Der Süden fühlt sich von der Kirche vergessen
Auf dem Platz hängt ein großes Banner mit der Aufschrift "Gesegnet sind die Friedenstifter". Der Spruch aus Matthäus 5.9 ist das Motto des Papstbesuchs und hängt überall im Land. Trotzdem lässt der viel besprochene Frieden weiterhin auf sich warten. Auch während des dreitägigen Besuches des Papstes bombardiert die israelische Armee Orte im Südlibanon. Eigentlich gilt seit einem Jahr eine Waffenruhe zwischen der im Libanon agierenden Hisbollah und Israel, doch die bricht die israelische Armee täglich. UNIFIL, die UN-Blauhelme, haben im letzten Jahr über 10.000 Verstöße der Israelis gegen das Abkommen dokumentiert. Israel wiederum wirft der libanesischen Regierung vor, die Hisbollah nicht schnell genug zu entwaffnen.

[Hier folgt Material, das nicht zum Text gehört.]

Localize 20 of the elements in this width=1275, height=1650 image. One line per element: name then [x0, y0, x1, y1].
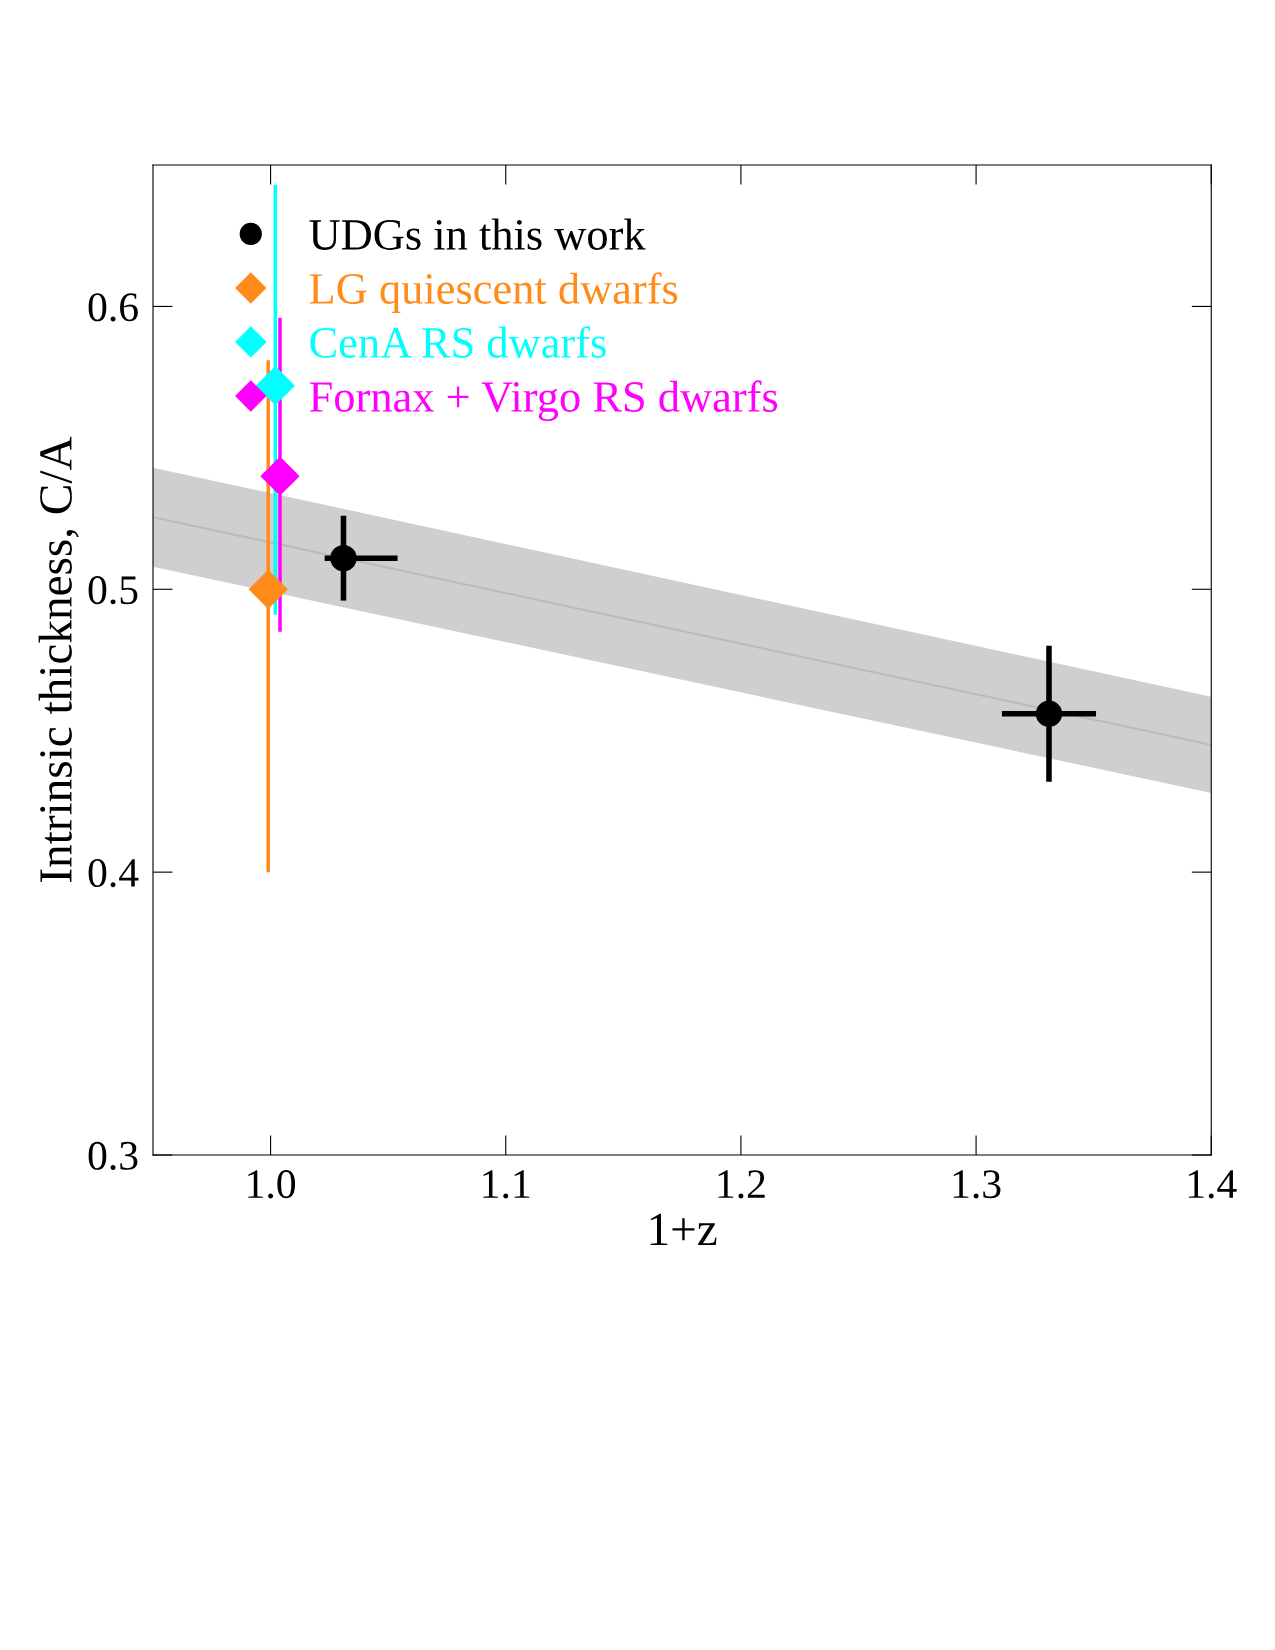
y-tick-label: 0.3: [88, 1141, 138, 1171]
point: [1035, 700, 1063, 727]
legend-label: LG quiescent dwarfs: [309, 272, 678, 313]
x-tick-label: 1.0: [248, 1170, 296, 1199]
point: [248, 569, 288, 609]
x-tick-label: 1.3: [953, 1170, 1001, 1199]
legend-label: UDGs in this work: [309, 218, 646, 250]
legend-label: CenA RS dwarfs: [310, 326, 606, 358]
point: [260, 456, 300, 496]
x-tick-label: 1.2: [718, 1170, 765, 1199]
y-tick-label: 0.4: [88, 858, 139, 888]
y-tick-label: 0.6: [88, 293, 138, 322]
x-tick-label: 1.1: [483, 1170, 530, 1199]
x-axis-title: 1+z: [650, 1213, 717, 1245]
y-axis-title: Intrinsic thickness, C/A: [38, 436, 79, 882]
point: [255, 366, 295, 405]
legend-label: Fornax + Virgo RS dwarfs: [309, 380, 778, 422]
x-tick-label: 1.4: [1188, 1170, 1237, 1199]
point: [330, 544, 357, 572]
y-tick-label: 0.5: [88, 576, 138, 605]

Im zerbombten Südlibanon ist der Blick auf den Papstbesuch nicht ganz so positiv wie im Rest des Landes. Viele sind enttäuscht, dass Papst Leo XIV. nur in jenen Landesteilen unterwegs ist, die vom Krieg verschont geblieben sind, und fühlen sich von der Kirche vergessen. "Ich hätte mich gefreut, wenn er in den Süden gekommen wäre", erzählt Amal Nasser der libanesischen Zeitung L’Orient Today. "Hier ist der Schauplatz des Kriegs, hier ist alles zerstört". Amal Nassers Heimatdorf Alma al-Chaab liegt wenige Kilometer von der Grenze zu Israel entfernt und ist stark zerstört. Selbst die Kirche des Dorfes wurde von Bomben getroffen.
"Salam alekum"
Die Zerstörung und das Leid der Menschen im Südlibanon sind selbst bei Mia Maria Chbibs großem Auftritt im Kloster Bkerke kaum ein Thema. Nachdem bei ihrer Tanzperformance alle Tänzerinnen und Tänzer die korrekte Choreografie aufgeführt haben, meldet sich der Papst zu Wort. "Salam alekum" – Friede sei mit euch, begrüßt er die Jugendlichen und die jubeln. Es wird ein fröhliches Fest mit vielen Tanzeinlagen. Das Orchester spielt auch dann noch, als das Auto des Papstes schon längst den Hügel des Klosters hinuntergefahren und in der Nacht verschwunden ist.